MONDAY 9 AUG 2021 11:52 AM


Social media platform, TikTok, has been flooded with content and commentary around the Tokyo Olympics 2020, thanks to an innovate comms strategy aiming to attract a younger audience and tap into the Gen Z market.

James Hayward-Browne, marketing manager at search-first creative agency, Rise at Seven, talks through the three pillars behind the Olympics TikTok strategy, beginning with organic social content. “If you have opened up TikTok over the past 2 weeks I guarantee you have seen the Olympics everywhere on your For You Page,” says Hayward-Browne.

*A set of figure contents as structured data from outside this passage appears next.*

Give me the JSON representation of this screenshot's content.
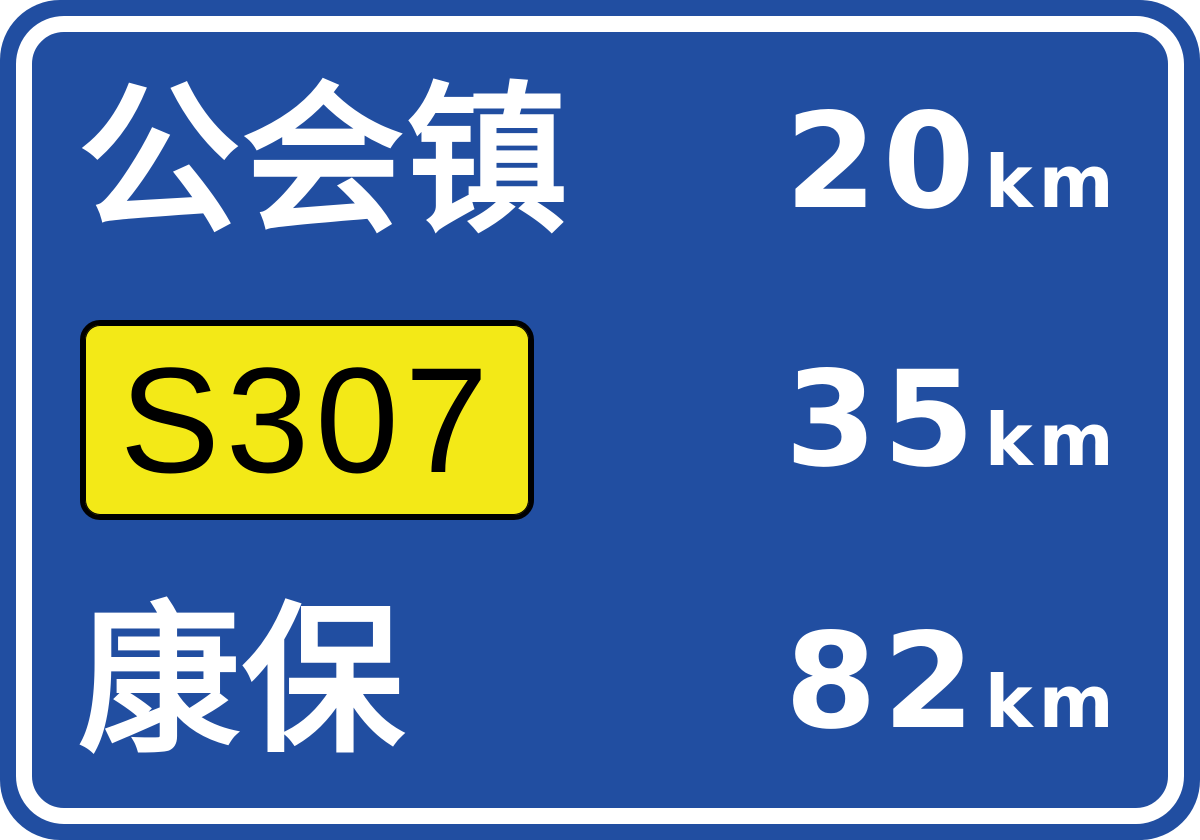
{
  "sign": {
    "colors": {
      "background": "#214ea1",
      "border": "#ffffff",
      "text": "#ffffff",
      "route_plate": "#f3e917",
      "route_text": "#000000"
    },
    "rows": [
      {
        "destination": "公会镇",
        "distance": "20",
        "unit": "km"
      },
      {
        "route": "S307",
        "distance": "35",
        "unit": "km"
      },
      {
        "destination": "康保",
        "distance": "82",
        "unit": "km"
      }
    ]
  }
}
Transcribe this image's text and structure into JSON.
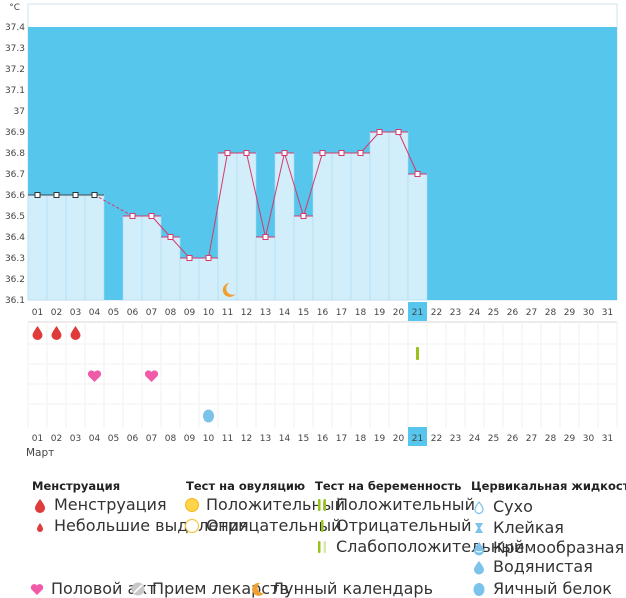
{
  "chart_data": {
    "type": "bar",
    "unit": "°C",
    "month": "Март",
    "ylim": [
      36.1,
      37.4
    ],
    "y_ticks": [
      "36.1",
      "36.2",
      "36.3",
      "36.4",
      "36.5",
      "36.6",
      "36.7",
      "36.8",
      "36.9",
      "37",
      "37.1",
      "37.2",
      "37.3",
      "37.4"
    ],
    "days": [
      "01",
      "02",
      "03",
      "04",
      "05",
      "06",
      "07",
      "08",
      "09",
      "10",
      "11",
      "12",
      "13",
      "14",
      "15",
      "16",
      "17",
      "18",
      "19",
      "20",
      "21",
      "22",
      "23",
      "24",
      "25",
      "26",
      "27",
      "28",
      "29",
      "30",
      "31"
    ],
    "temperatures": [
      36.6,
      36.6,
      36.6,
      36.6,
      null,
      36.5,
      36.5,
      36.4,
      36.3,
      36.3,
      36.8,
      36.8,
      36.4,
      36.8,
      36.5,
      36.8,
      36.8,
      36.8,
      36.9,
      36.9,
      36.7,
      null,
      null,
      null,
      null,
      null,
      null,
      null,
      null,
      null,
      null
    ],
    "highlighted_day": "21",
    "weekend_days": [
      "01",
      "07",
      "08",
      "14",
      "15",
      "21",
      "22",
      "28",
      "29"
    ],
    "moon_day": "11",
    "menstruation_days": [
      "01",
      "02",
      "03"
    ],
    "intercourse_days": [
      "04",
      "07"
    ],
    "pregnancy_test_positive_days": [
      "21"
    ],
    "cervical_fluid_watery_days": [
      "10"
    ],
    "colors": {
      "phase_band": "#56c6ec",
      "bar_fill": "#d2eefb",
      "line": "#d63a6a",
      "highlight": "#56c6ec",
      "weekend_label": "#e05070",
      "menstruation": "#e03b3b",
      "intercourse": "#f05aa8",
      "test_green": "#99c21a",
      "fluid_blue": "#7bc3ea",
      "moon": "#f0a030"
    }
  },
  "legend": {
    "menstruation": {
      "title": "Менструация",
      "items": [
        {
          "icon": "drop-icon-large",
          "label": "Менструация"
        },
        {
          "icon": "drop-icon-small",
          "label": "Небольшие выделения"
        }
      ]
    },
    "ovulation_test": {
      "title": "Тест на овуляцию",
      "items": [
        {
          "icon": "circle-filled-icon",
          "label": "Положительный"
        },
        {
          "icon": "circle-outline-icon",
          "label": "Отрицательный"
        }
      ]
    },
    "pregnancy_test": {
      "title": "Тест на беременность",
      "items": [
        {
          "icon": "two-stripes-icon",
          "label": "Положительный"
        },
        {
          "icon": "one-stripe-icon",
          "label": "Отрицательный"
        },
        {
          "icon": "faint-stripes-icon",
          "label": "Слабоположительный"
        }
      ]
    },
    "cervical_fluid": {
      "title": "Цервикальная жидкость",
      "items": [
        {
          "icon": "dry-icon",
          "label": "Сухо"
        },
        {
          "icon": "sticky-icon",
          "label": "Клейкая"
        },
        {
          "icon": "creamy-icon",
          "label": "Кремообразная"
        },
        {
          "icon": "watery-icon",
          "label": "Водянистая"
        },
        {
          "icon": "eggwhite-icon",
          "label": "Яичный белок"
        }
      ]
    },
    "other": [
      {
        "icon": "heart-icon",
        "label": "Половой акт"
      },
      {
        "icon": "pill-icon",
        "label": "Прием лекарств"
      },
      {
        "icon": "moon-icon",
        "label": "Лунный календарь"
      }
    ]
  }
}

An abundance of user-generated content from athletes and the official Olympics account, means the platform has fallen into Olympic-Tok. Since posting its first video last December, the official Olympics channel has now reached an enormous 3.2m followers and 39m likes.

The official Olympics account has rapidly grown its content by jumping on pre-existing viral trends and sounds. When Tom Daley won his first gold medal in the men's synchronised diving, the Olympics account used a trending sound featured on almost 15k other videos. The video congratulated Daley for joining the 'gold medal club' and rapidly gained over 3m views.

“Not only has the account got access to huge amounts of sporting footage that has been expertly repurposed for the platform, but they are latching on to current relevant TikTok sounds and trends with original content. Matching up such recognisable sporting moments and personalities with the trending sounds, has created a new level of engaging content as the athletes themselves are essentially acting as influencers for the brand,” adds Hayward-Browne.



User-generated content is also flying on the platform with top videos racking up tens of millions of views. This year's new sports have successfully attracted younger audiences with Skateboarding and Surfing both trending. Hashtags are key to driving online engagement, with the #Olympics gaining over 4.3 bn views alone.

Athlete generated content has successfully humanised the participants and made young people feel inspired and connected to these individuals. Cody Melphy, an Olympian with the Team USA men’s rugby sevens team now has over 950k followers on TikTok and 21.4m likes

The unsung heroes of the games have been those athletes that became overnight influencers, says Hayward-Brown. With sports stars in rugby sevens, athletics, surfing and water polo from countries including Brazil, Japan, Great Britain, Canada and the USA gaining huge followings. Not only does this benefit the Olympic Committee's own results on TikTok, but it also offers athletes the opportunity to increase sponsorship opportunities and bids for future funding, while also increasing social media and influencer marketing prospects.



“Not only is the Olympic channel thriving itself, but athletes are using the platform to showcase behind the scenes of everything the Olympic games has to offer. From the infamous cardboard beds to living in the village, the platform has given users a unique insight into the lives of Olympians, all whilst promoting the games themselves. The Olympics has taken over the platform and I expect many other events and brands will be taking note to produce similar tactics and success in future opportunities,” says Hayward-Browne.

This successful inclusion of athletes on the platform is a strategy that again can be used by other brands, who may encourage employees to create content and have a similar effect even if on a smaller scale.